To determine the association between MTX resistance and HSH2D, the protein expression of HSH2D was detected via western blotting. The results demonstrated that the expression of HSH2D was markedly higher in the resistant cell lines compared with the sensitive cell lines (Fig. 5B). In addition, the experimental results of the RT-qPCR analysis indicated the same conclusion (Fig. 5D).
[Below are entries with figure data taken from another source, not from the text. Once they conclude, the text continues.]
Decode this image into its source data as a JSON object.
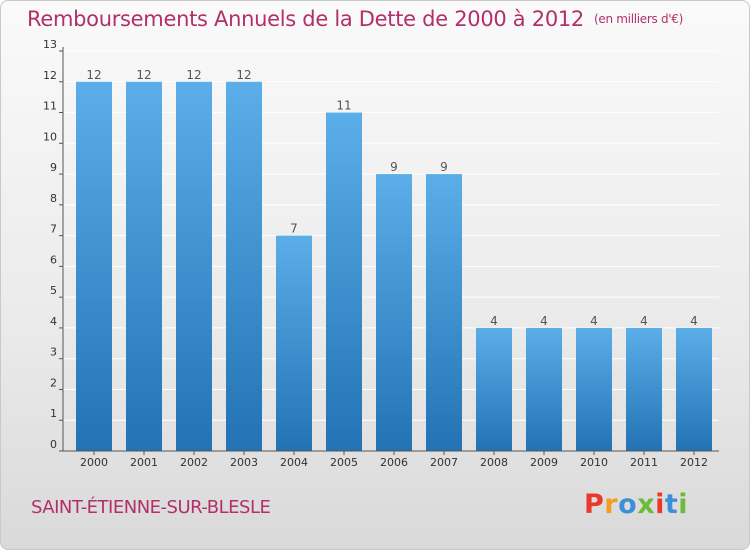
{
  "header": {
    "title": "Remboursements Annuels de la Dette de 2000 à 2012",
    "unit": "(en milliers d'€)"
  },
  "footer": {
    "commune": "SAINT-ÉTIENNE-SUR-BLESLE",
    "logo_text": "Proxiti"
  },
  "colors": {
    "title": "#b2306a",
    "bar_top": "#5baee8",
    "bar_bottom": "#2373b4",
    "logo": [
      "#e8392a",
      "#f39c1f",
      "#3d8fd9",
      "#6cbc3a",
      "#e8392a",
      "#3d8fd9",
      "#6cbc3a"
    ]
  },
  "chart_data": {
    "type": "bar",
    "title": "Remboursements Annuels de la Dette de 2000 à 2012",
    "xlabel": "",
    "ylabel": "",
    "ylim": [
      0,
      13
    ],
    "yticks": [
      0,
      1,
      2,
      3,
      4,
      5,
      6,
      7,
      8,
      9,
      10,
      11,
      12,
      13
    ],
    "grid": true,
    "categories": [
      "2000",
      "2001",
      "2002",
      "2003",
      "2004",
      "2005",
      "2006",
      "2007",
      "2008",
      "2009",
      "2010",
      "2011",
      "2012"
    ],
    "values": [
      12,
      12,
      12,
      12,
      7,
      11,
      9,
      9,
      4,
      4,
      4,
      4,
      4
    ]
  }
}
To investigate whether HSH2D is important for MTX resistance in HuT-78 cells, a loss-of-function assay was performed. Synthetic siRNA was transfected into HuT-78 cells and interfered with HSH2D expression. It was identified that siHSH2D-1 significantly silenced HSH2D in HuT-78 cells compared with the NC, and to a greater extent than si-HSH2D-2 (Fig. 6A). Silencing HSH2D promoted MTX treatment (20 nM)-induced cytotoxicity compared with the control group (Fig. 6B). Furthermore, knockdown of HSH2D resulted in a decrease in the IC₅₀ value and in the inhibition of cell proliferation after MTX treatment (Fig. 6C and D). In addition, flow cytometry analysis demonstrated that after MTX treatment and HSH2D silencing in drug-resistant cell lines, the G₁ phase of the cells was shortened and the S phase was increased (Fig. 6E and F). Collectively, these results indicated that HSH2D serves a crucial role in MTX resistance.